HAUNTED HOUSE MURDER

Halloween is usually a night of silly fun for kids and grownups, with costumes, candy, trick-or-treating, and maybe an adult beverage or two. However, Halloween can sometimes be something much more sinister and deadly.

Just in time for Halloween, “Haunted House Murder” is a three-novella collection of creepy but fun Halloween stories complete with ghosts, oddball characters, mayhem and murder. The authors are already well known for their “cozy” mysteries, and these tales give them a chance to really have some fun.

Leslie Meier’s “Haunted House Murder” features part-time reporter and grandmother, Lucy Stone convinced the new owners of a run-down haunted house are up to no good. She suspects a domestic abuse situation, and the nighttime flashing lights, blood-curling screams and loud noises seem to be scaring everybody in town. On a dare from neighborhood kids, her grandson knocks on the door and discovers what’s really going on inside that spooky old house.

In “Death by Haunted House,” by Lee Hollis, Bar Harbor reporter Hayley Powell is glad somebody has finally bought the haunted house next door, until the weird Addams Family moves in. Even Hayley’s deadbeat husband is spooked by their angry, threatening behavior. Then, the murder of an obnoxious local real estate agent makes all fingers point to the new family as her killers. Hayley hides evidence from the police and tries to solve the crime herself. Bad idea.

Best is Barbara Ross’s “Hallowed Out,” featuring Julia Snowden, the star of Ross’s excellent “Maine Clambake Mystery Series.” During an amateur Halloween reenactment of a long-ago murder and ghost story, an actor is shot dead in front of a dozen witnesses. Julia must solve this crime to protect her business, but she uncovers a complex plot with multiple suspects. Beware of people costumed as hitmen.

DEAR MR. WELLS: HIS STUDENTS SPEAK

Tom Wells taught English for 41 years in the Augusta school system, finishing his career at Cony High School. He didn’t truly appreciate the effect he had on his students until the day he retired, and he received the best retirement gift any teacher could ever hope to get.

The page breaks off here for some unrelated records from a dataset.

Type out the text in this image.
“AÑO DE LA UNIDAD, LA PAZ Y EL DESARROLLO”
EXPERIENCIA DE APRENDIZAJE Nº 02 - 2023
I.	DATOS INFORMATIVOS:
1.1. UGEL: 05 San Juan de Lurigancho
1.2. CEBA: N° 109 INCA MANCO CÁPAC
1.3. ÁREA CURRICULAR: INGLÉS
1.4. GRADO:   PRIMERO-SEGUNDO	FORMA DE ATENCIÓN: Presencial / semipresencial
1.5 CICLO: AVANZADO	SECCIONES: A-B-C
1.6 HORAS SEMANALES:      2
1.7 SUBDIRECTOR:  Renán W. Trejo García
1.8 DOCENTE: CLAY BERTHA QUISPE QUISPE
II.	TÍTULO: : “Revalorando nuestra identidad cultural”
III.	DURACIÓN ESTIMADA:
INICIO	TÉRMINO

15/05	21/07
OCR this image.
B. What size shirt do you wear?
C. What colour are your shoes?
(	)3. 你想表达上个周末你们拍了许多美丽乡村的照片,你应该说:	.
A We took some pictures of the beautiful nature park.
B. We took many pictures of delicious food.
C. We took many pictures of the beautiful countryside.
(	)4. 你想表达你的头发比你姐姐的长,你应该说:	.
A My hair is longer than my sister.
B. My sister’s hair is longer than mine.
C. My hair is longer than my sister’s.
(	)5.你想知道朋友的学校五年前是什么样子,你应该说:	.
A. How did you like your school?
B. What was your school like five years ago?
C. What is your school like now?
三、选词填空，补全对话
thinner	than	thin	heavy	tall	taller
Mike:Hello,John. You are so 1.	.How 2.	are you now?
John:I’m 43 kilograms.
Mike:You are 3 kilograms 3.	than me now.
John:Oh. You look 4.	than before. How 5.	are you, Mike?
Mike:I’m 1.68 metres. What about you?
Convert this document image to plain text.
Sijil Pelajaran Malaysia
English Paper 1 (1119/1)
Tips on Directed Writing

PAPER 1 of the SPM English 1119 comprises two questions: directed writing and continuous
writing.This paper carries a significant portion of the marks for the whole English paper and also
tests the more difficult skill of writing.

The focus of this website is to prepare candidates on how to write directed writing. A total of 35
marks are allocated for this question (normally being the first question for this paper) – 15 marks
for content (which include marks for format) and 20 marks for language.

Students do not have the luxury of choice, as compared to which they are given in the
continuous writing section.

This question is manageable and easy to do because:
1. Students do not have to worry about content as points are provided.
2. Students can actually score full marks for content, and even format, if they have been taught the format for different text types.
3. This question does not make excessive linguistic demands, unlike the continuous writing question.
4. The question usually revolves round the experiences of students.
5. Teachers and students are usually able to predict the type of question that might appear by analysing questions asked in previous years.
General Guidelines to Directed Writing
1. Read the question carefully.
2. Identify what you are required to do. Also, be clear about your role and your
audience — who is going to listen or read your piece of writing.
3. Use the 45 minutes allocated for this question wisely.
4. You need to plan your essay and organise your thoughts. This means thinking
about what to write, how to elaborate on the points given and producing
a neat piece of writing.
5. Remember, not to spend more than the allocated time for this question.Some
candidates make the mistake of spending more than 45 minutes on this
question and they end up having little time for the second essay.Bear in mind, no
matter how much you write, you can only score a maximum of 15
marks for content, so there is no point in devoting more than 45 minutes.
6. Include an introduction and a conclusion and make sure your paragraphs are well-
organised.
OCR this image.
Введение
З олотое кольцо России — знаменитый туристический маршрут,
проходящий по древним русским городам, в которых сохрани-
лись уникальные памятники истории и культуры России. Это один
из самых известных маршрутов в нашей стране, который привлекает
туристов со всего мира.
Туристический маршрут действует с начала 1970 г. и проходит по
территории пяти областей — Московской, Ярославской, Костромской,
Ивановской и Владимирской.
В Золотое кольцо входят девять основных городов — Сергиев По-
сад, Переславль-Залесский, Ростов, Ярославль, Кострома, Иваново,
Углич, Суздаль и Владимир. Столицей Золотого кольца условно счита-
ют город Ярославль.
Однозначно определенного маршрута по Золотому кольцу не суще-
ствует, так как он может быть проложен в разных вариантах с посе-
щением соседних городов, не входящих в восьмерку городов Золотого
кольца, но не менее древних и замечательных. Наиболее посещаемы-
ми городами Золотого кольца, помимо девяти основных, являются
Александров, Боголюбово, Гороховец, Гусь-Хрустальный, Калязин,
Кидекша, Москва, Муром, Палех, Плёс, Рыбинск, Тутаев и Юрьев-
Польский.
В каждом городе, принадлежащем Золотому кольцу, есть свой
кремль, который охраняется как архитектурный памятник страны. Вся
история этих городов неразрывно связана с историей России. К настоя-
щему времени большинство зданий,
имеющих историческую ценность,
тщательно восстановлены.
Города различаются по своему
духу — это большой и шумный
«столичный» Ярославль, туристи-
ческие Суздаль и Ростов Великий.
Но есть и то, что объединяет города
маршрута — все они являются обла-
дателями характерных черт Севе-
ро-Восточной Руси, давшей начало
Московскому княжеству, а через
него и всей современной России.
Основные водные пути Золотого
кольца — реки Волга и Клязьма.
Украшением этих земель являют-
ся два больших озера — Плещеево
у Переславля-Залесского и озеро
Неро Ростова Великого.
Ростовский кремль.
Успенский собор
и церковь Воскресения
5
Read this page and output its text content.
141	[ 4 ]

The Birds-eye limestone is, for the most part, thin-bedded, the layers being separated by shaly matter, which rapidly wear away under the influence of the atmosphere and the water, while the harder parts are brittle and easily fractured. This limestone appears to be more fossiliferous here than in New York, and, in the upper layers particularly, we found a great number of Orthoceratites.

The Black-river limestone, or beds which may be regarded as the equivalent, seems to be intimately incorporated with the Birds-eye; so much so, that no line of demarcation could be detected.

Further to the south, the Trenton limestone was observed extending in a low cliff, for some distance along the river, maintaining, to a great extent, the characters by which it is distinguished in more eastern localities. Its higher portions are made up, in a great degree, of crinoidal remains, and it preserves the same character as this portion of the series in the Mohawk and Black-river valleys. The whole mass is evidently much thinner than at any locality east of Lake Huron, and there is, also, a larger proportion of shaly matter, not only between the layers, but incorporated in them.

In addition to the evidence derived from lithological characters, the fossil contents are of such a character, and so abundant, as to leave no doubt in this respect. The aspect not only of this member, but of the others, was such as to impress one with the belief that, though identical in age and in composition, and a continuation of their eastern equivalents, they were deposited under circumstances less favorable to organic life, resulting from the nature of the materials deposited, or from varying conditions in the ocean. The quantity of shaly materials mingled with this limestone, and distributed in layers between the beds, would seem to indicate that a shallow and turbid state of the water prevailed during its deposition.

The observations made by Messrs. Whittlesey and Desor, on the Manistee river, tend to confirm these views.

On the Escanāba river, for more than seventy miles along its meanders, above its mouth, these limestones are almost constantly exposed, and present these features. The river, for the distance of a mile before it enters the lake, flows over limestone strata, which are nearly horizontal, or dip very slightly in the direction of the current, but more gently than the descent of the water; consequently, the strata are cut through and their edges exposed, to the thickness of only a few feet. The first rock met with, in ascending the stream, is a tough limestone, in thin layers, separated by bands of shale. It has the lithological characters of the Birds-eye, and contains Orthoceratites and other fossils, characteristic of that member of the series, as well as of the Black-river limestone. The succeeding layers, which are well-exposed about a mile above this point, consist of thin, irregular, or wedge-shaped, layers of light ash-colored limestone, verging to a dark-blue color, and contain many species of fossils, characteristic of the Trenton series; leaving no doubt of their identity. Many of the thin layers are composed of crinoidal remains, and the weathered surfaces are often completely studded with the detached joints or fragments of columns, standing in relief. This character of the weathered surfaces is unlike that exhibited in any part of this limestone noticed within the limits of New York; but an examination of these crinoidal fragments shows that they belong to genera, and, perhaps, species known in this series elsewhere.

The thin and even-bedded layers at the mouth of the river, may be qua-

“Dear Mr. Wells” is his first book, an unvarnished teaching memoir of those many years and the 6,000 students he taught. His retirement gift was a 3-ring binder full of notes, cards and letters written by his students, young and old, current and past, validating his influence on their lives.

He calls the binder “The Educational Bible According to Students,” as it contains student insights valuable to all teachers, parents, students and even administrators. Wells wants to share those lessons in selected student writings. He admits he got into teaching because he needed a job; the passion for teaching came later when he understood “it’s the kids that have brought me joy, brought me fulfillment and brought meaning to my life.”

Wells tells how he had to learn to be an effective teacher — when to be strict, demanding and tough; when to laugh, joke and be gentle; all the while encouraging, motivating and, most importantly, when to listen and care. The student comments are funny, poignant and starkly honest.

He also vividly describes how the honorable teaching profession has eroded over the past 40 years. Teachers today are under constant classroom pressures and distractions of imposed, unreasonable performance standards, intrusive technology, low pay, high costs and interference from parents, administrators and clueless policy wonks who’ve never worked in a public school.

For further interesting reading about education in Maine, see Robert Klose’s book, “The Three-Legged Woman” (University Press of New England, 2010).

Bill Bushnell lives and writes in Harpswell.